Universal covering of anti-de Sitter is an example of spacetime that is not geodesically connected: all timelike geodesics that are emanating from a given point $p$ are focused in an antipodal point $q$, so a point $r$, with a spacelike separation from $q$ has no geodesics connecting it to $p$ despite being causally connected to it (see figure):

While arguably anti-de Sitter is not a reasonable spacetime, since it corresponds to negative cosmological constant, there is Bertotti–Robinson solution of Einstein–Maxwell system which is just $\text{AdS}_2 \times S_2$ and so it is maximally extended, with a bounded stress–energy tensor obeying reasonable energy conditions, yet not geodesically connected.

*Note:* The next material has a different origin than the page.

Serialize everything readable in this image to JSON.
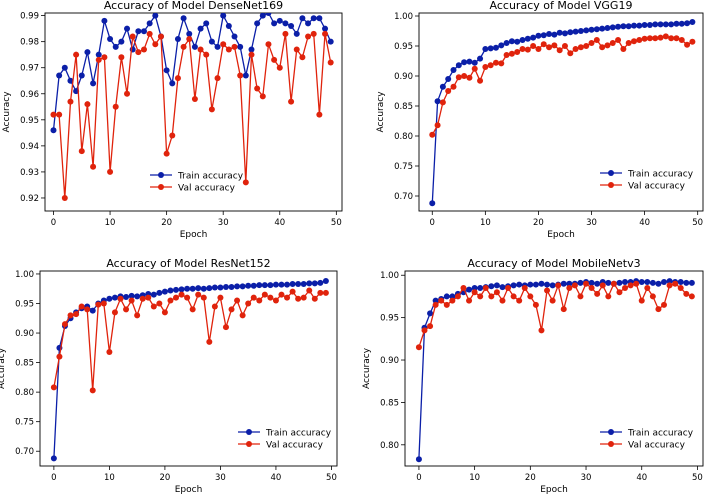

Another interesting group of spacetimes without geodesic connectedness consists of various pp-wave solutions. As first noticed for both purely gravitational and EM+gravitational plane waves (a subclass of pp-waves with a higher symmetry) by R. Penrose in 1965,  focusing behavior of null geodesics from a specifically chosen points precludes such spacetimes from being globally hyperbolic and geodesically connected. Various generalizations of such spacetimes has been considered see e.g. here and here. Imposition of “reasonable” constraints on such spacetimes such as finiteness or asymptotic flatness of the front often results in global hyperbolicity and geodesic connectedness.
So, overall, conditions for geodesic connectedness of spacetime must be global in character (so just some specific energy condition would not do).